In Southern California in October 2007, hundreds of square miles in seven counties were consumed and scorched by scores of brush fires, their flames fueled by high desert winds and hot temperatures. California authorities said the blazes, raging from the Simi Valley northwest of Los Angeles through San Diego County to the Mexican border, were responsible for several deaths. The fires consumed well over 1,400 homes and commercial structures, and threatened tens of thousands of others. As many as 500,000 people were estimated to have evacuated and thousands more were ordered to move, making the evacuation effort roughly half the size of that from the New Orleans area after Hurricane Katrina.
The United States Forest Service is the largest user of aerial firefighting aircraft. They deploy a variety of aircraft in order to fight wildfires. The range of aircraft includes smaller helicopters to large DC-10 aircraft. On a local level, some police agencies use their aircraft to fight small wildfires. These small wildfires are not confined to rural areas. The New York City Police Department Aviation Unit (NYPD) conducts approximately 25 aerial firefighting operations a year within the borders of the City of New York.
Aerial firefighting missions can certainly be considered high risk. Not only does the flight crew have to contend with the usual safety of flight issues, they now have to fly fairly low, often very close to smoke and flying debris. Teamwork is essential for the safe and effective completion of these missions. When an aircraft is called to a scene to assist with aerial firefighting operations, there are many considerations for the flight crew. Where exactly do fire ground commanders want the water drops? Are there any persons in the drop area? Considering that a load of water can weigh up to 1500 lbs, the danger to persons or property on the ground becomes obvious. What are the wind conditions? In short, the mission becomes a complex consideration of risk vs. benefit. The missions are not carried out lightly.
The flight crew normally receives a ground briefing from fire commanders or receives the information in-flight. After conducting several reconnaissance runs, noting the winds, obstructions and possible sources of water, the flight crew determines if the mission can be conducted safely. Possible sources of water include the ocean, lakes, ponds, rivers, swimming pools and water pumped from ground fire vehicles. Helicopters may be fitted with tanks or carry buckets. Tanks are filled using a long hose that is dipped into the water source, while buckets are usually filled by submerging in lakes, rivers, reservoirs, or portable tanks. The most popular of the buckets is the flexible Bambi Bucket.
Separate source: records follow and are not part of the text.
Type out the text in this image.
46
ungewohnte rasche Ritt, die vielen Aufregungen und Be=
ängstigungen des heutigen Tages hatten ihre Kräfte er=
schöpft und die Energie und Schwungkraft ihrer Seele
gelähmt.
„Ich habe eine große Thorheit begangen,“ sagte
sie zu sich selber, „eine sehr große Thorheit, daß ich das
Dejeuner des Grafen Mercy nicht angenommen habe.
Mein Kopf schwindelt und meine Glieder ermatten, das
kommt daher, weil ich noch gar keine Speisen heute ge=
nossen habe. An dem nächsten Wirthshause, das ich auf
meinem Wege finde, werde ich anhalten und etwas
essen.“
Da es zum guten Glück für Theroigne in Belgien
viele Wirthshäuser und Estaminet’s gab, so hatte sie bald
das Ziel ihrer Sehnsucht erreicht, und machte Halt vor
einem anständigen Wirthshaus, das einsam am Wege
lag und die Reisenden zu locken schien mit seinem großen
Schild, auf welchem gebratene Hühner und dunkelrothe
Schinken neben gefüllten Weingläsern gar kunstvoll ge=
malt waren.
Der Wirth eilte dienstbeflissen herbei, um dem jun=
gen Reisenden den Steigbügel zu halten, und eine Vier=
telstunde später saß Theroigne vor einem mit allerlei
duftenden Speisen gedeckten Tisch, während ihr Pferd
Often times, a "command and control" aircraft is used to help coordinate and control firefighting operations. In the incidents near navigable waterways, boats may be put in place to secure the water scoop area. As the helicopter approaches a water source, the crew chief keeps a sharp eye out for obstacles. If the bucket gets entangled with an object on the ground, the pilot has seconds to shear the cable and drop the bucket, or face certain disaster. The bucket is submerged and filled and the helicopter begins to lift the load. In most cases, the aircraft is pushed to the limitations of the machine and pilots need to be careful to keep all operating parameters within normal limits. As the aircraft flies to the target location, the load is watched carefully for stability. If the load begins to pendulum, it must be controlled or dropped as excessive swinging could cause havoc with pilot's ability to control the aircraft. Once the approach is commenced, the pilot is careful to avoid any flying debris and smoke. The run is commenced and at the appropriate time, the water is dropped on the fire. The water often contains fire retardant to help contain the fire. After the drop, the effectiveness of the drop is evaluated. The weather conditions can blow water away from the fire line and adjustments must be made. The whole process is then repeated. The workload for the pilot is extreme and missions are often long and taxing. Crew resource management is vital, and the danger of fatigue is high.
The SCUBA diver
There is an urban legend that has been around since at least 1987, in which it is reported that the charred remains of a SCUBA diver were found in a tree, reportedly after he was scooped up by an aerial firefighting aircraft. In some cases, it is reported to be a fisherman. The story is dramatic and certainly has the "wow" factor, but it is absolutely false. The odds of a diver or fisherman being in the water scoop area and not being seen is extremely remote. The technology of taking on water simply would not permit an object that big to be taken into the tank. The only injury every reported by a non-participant in aerial firefighting operations was to a swimmer that was allowed to watch an aerial water scoop too closely. Apparently eddies created as the water was scooped and the aircraft departed and knocked the swimmer down. So, continue to dive and fish without fear! No aerial firefighting aircraft is coming to take you away.
Oftentimes, the best way to fight a brush fire is with aircraft. Brush fires are often hard to reach by ground units even in urban areas, because they are contained within a field of dense brush or the fire ground is in a swampy area making driving a truck into the area all but impossible. These missions are challenging and complex, yet most aviators enjoy flying them. Bombs away!